Alice Mackintosh, a nutrition consultant at The Food Doctor says: ‘Even if frozen yogurts are fat-free, if they are high in sugar, your body may take the sugar and store it as fat. They don’t offer much nutritional value, and should not be mistaken for a healthy snack.’ The probiotic element is in too low a concentration to have much impact, she adds.

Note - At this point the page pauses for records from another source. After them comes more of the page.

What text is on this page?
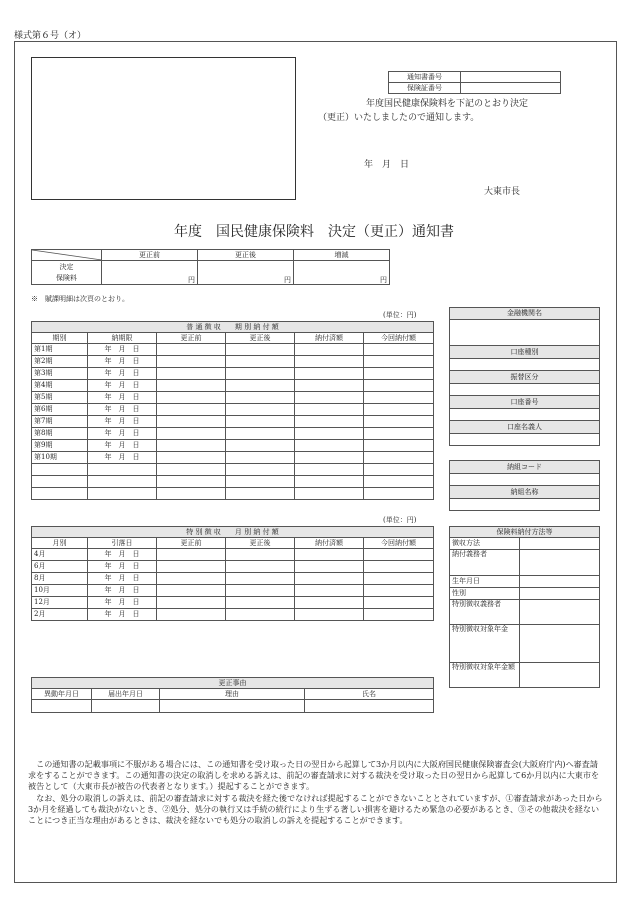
様式第６号（オ）
通知書番号	
保険証番号	
年度国民健康保険料を下記のとおり決定（更正）いたしましたので通知します。
年　月　日
大東市長
年度　国民健康保険料　決定（更正）通知書
	更正前	更正後	増減
決定
保険料	円	円	円
※　賦課明細は次頁のとおり。
(単位：円)
普 通 徴 収　　期 別 納 付 額					
期別	納期限	更正前	更正後	納付済額	今回納付額
第1期	年　月　日				
第2期	年　月　日				
第3期	年　月　日				
第4期	年　月　日				
第5期	年　月　日				
第6期	年　月　日				
第7期	年　月　日				
第8期	年　月　日				
第9期	年　月　日				
第10期	年　月　日				

(単位：円)
特 別 徴 収　　月 別 納 付 額					
月別	引落日	更正前	更正後	納付済額	今回納付額
4月	年　月　日				
6月	年　月　日				
8月	年　月　日				
10月	年　月　日				
12月	年　月　日				
2月	年　月　日				
更正事由			
異動年月日	届出年月日	理由	氏名

金融機関名

口座種別

振替区分

口座番号

口座名義人

納組コード

納組名称

保険料納付方法等	
徴収方法	
納付義務者	
生年月日	
性別	
特別徴収義務者	
特別徴収対象年金	
特別徴収対象年金額	
　この通知書の記載事項に不服がある場合には、この通知書を受け取った日の翌日から起算して3か月以内に大阪府国民健康保険審査会(大阪府庁内)へ審査請求をすることができます。この通知書の決定の取消しを求める訴えは、前記の審査請求に対する裁決を受け取った日の翌日から起算して6か月以内に大東市を被告として（大東市長が被告の代表者となります。）提起することができます。
　なお、処分の取消しの訴えは、前記の審査請求に対する裁決を経た後でなければ提起することができないこととされていますが、①審査請求があった日から3か月を経過しても裁決がないとき、②処分、処分の執行又は手続の続行により生ずる著しい損害を避けるため緊急の必要があるとき、③その他裁決を経ないことにつき正当な理由があるときは、裁決を経ないでも処分の取消しの訴えを提起することができます。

New York-based nutritionist Lana Masor explains: ‘There are two things in this world that make food taste really good — fat and sugar — so if something claims to be fat-free but it tastes delicious, you can bet that it is loaded with sugar.’

NUTRITIONAL VALUE

Since the difference in the ingredients of ice cream and frozen yogurt is cream, the main nutritional difference is the fat content. One cup of regular vanilla ice cream contains 275 calories, 5 grams of protein, 31 grams of carbohydrates, 15 grams of fat and 9 grams of saturated fat. One cup of regular vanilla frozen yogurt contains 221 calories, 5 grams of protein, 38 grams of carbohydrates, 6 grams of fat and 4 grams of saturated fat.

Several of the frozen yogurt cups also contain both artificial and natural ingredients — the former is chemically made, while the latter comes from some place in nature (though not necessarily something you’d typically think of as food; for example, some natural berry flavors might come from castoreum, an extract from beaver perineal glands).

So how to make sense of a confusing label? Here’s Nestle’s rule: “If it has more than five ingredients, or you don’t recognize the ingredient as a food, leave it.”
Some of the ingredient lists above top 10-plus items — and that’s for the seemingly simple “tart” flavors, not the oh-so-tempting birthday cake variety. And yup, that’s before loading on the toppings.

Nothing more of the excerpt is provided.